Ao meditar acerca de O Zaratustra, lido no início da minha graduação eu fiquei fascinado com essa obra. No fundo, o meu encanto era meramente pela paixão com que Nietzsche escrevia. Meu encanto girava em torno das peripécias do profeta filosofante. Eu não tinha um espírito profundo para entender Zaratustra. Mesmo que seja vagamente, agora eu sei o drama de Nietzsche numa Alemanha pré-nazista, cuja cultura subjetivizante e tenebrosa o filósofo pressentia com um século de antecedência. Talvez seja também um desses motivos de Nietzsche ser extemporâneo.

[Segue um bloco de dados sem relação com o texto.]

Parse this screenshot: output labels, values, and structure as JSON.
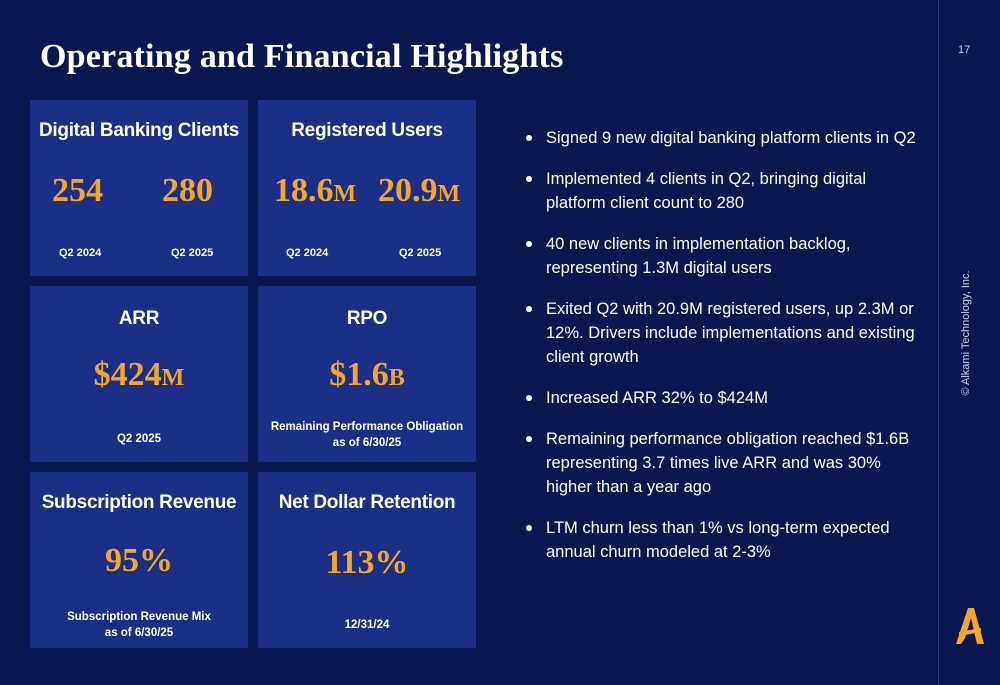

Devo também esclarecer o drama intelectual que é tentar discutir com uma massa, cujo tipo de razão operante seja a instrumental, conforme Adorno e Horkheimer. Atualmente, a razão crítica ou filosófica é uma raridade. Não posso tiranizar o público que goza legalmente de liberdade de expressão, mas deveria também ser legalmente proibida a liberdade de alienação em que as grandes mídias impetram na alma desses homens. Eu não posso me declarar petista até mesmo por não dominar profundamente o conhecimento político e nem histórico, mas procuro refletir, racionar, dialogar, analisar. Essas habilidades estão em falta nos espíritos rasos, pois reduziram sua essência reflexiva à capacidade de receber e repassar informações fabricadas ideologicamente, como se verdades fossem.
Graças a esse cisma político fagulhado pelo esquerdismo é que muitas mentes adormecidas, doentes, apáticas ressurgiram dos mortos, inclusive a minha. Graças a esse fenômeno sentido pelos senhores burgueses que podemos enxergar e farejar a superficialidade do espírito desses homens medíocres. É também graças a ditadura que muitos artistas, muitos intelectuais se firmaram e fizeram belas músicas. Além de homens, rasos em espírito vejo também nas instituições, sobretudo aquelas que eu nutria profundo respeito, a imensa podridão dos seus brilhosos candelabros, de suas luminosas telas, de suas duras carteiras, de suas silenciosas casernas, de suas elevadas tribunas.

Não é por causa do PT que nós - mentes sãs - arrumamos inimizades, mas sim por causa de um novo modo de governar que nossos inimigos arrancaram as suas centenárias máscaras. Eu sou sincera e profundamente grato a essas figuras bizarras como o Moro, o Aécio, o Joaquim Barbosa, o Bolsonaro, o Feliciano, o Cunha, a Rede Globo e toda a corja, porque agora temos nomes concretos para justificar as nossas centenárias e silenciosas indignações. No entanto, por outro lado, temos uma massa revoltosa, inculta, dogmática que reverbera um mar de ódio. Sabe quando você está encolerizado e quer matar o atendente de telemarketing? 

Esse sentimento de revolta é um impulso comum do ser humano contemporâneo. Mas, é também muito comum que você simplesmente esteja encolerizado, com profundo ódio, mas lhe falte razão, entendimento, diálogo. É esse o problema do povo simples, a irascividade. Simples no sentido etimológico da palavra, ou seja, pobre de espírito. Além desse ódio cego existe um responsável oculto no fabrico desses zumbis, a grande mídia. Pois é ela quem injeta o sentimento imbecil do raivoso com mentiras, com farsas, com conjecturas capazes de envenenar até mesmo pessoas aparentemente inteligentes.

Eu não posso arrogar para mim o título de referência em capacidade crítica, muito menos de uma voz que fale por todos, mas sim o espírito do Super Homem de Nietzsche. Ou seja, aquela voz que clama no deserto, aquele espírito que caminha pelo mundo, aquela palavra que concita à sanidade. Muitos espíritos egoicamente rasos têm se promovido às custas da desgraça alheia, vendo no telespectador uma forma de escravizá-lo, de dominá-lo, de ser-lhe um super-herói, de impressioná-lo. Eu, porém, digo que não tem como ver uma lama de irracionalidade tomar conta do mundo sem soar o sinal de emergência. Eu não sou a lama, nem o sinal e nem o salva-vidas, sou apenas um espírito que caminha pelo mundo como uma testemunha, conforme Osho.